When a Pagan Prays by Nimue Brown

When a Pagan Prays by Nimue Brown

Author:Nimue Brown [Brown, Nimue]
Language: eng
Format: epub
ISBN: 978-1-78279-632-9
Publisher: John Hunt Publishing
Published: 2014-06-25T00:00:00+00:00


Chapter Ten

Attitudes to Prayer

There is a flow of influence between where we go to in order to pray, how we utilise our bodies once there, and the emotions and expectations we bring to prayer. If these harmonise, we will have a much better experience than if we feel conflict. For example, if we are obliged to pray somewhere we don’t much like, if our bodies provide obstacles, or ambivalence of belief gets in the way, there will be no glorious outcome. This is fine, and if you run into such issues, it is simply an invitation to take a deeper look. Most things in life require practice and some fine tuning to discover what suits us best. If prayer does not work in the way you want it to, then assess your physical arrangements and feelings to work out what needs to change. Then make those changes, or at least work towards them.

Being on a spiritual path changes a person, and being changed is very much part of the point in any of this work. What I needed from Druidry ten years ago has very little in common with what I find I need today. Life changes us. Druidry changes life, and what was valuable before can become meaningless.
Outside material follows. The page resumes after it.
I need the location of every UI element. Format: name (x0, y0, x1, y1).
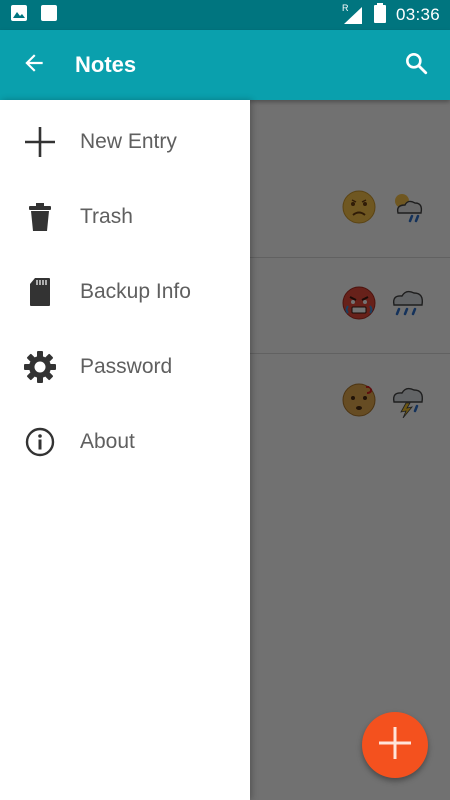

When we first come to prayer, and to a wider spiritual tradition, we most likely come along wanting something: peace, enlightenment, importance, hope…There are many things to want.

Blessed Kami, I just want someone to love me…hail spirits of place, let me be The Druid of this sacred grove…Dear Gods, make it stop hurting…

We are human, driven by wants and needs that come from our experience of life. This is what we bring to prayer. There is no shame in this. You can only show up with what you have. If you were peace-laden and enlightened already, there would be no need to show up and no further work to do.

We pray out of our needs and wants. This is a process which begins from wherever you are, regardless of where that is in relation to anyone else. I do not think there is much point fretting over where you imagine you are “supposed” to be. Many mainstream religions advocate turning up with a specific attitude. Submission to god, a worshipful approach, an open heart, a sense of gratitude, or a feeling of humbleness, are all recommended. There is a definite sense that turning up in the petulant child mind-set of I want a pony is not acceptable. However, this may well be where we start.

I came to prayer in a state of pain and fear. I was ill of body and mind as a direct consequence of experiences both historical and on-going. My trust was impaired…and dammit gods, I could use some help sorting this out. Had I started out more able to believe in both prayer and deity, I would have petitioned with those needs and wants, probably to the exclusion of all else. As I didn’t see much point in petition, those for pity’s sake, make this stop prayers came only in extremity.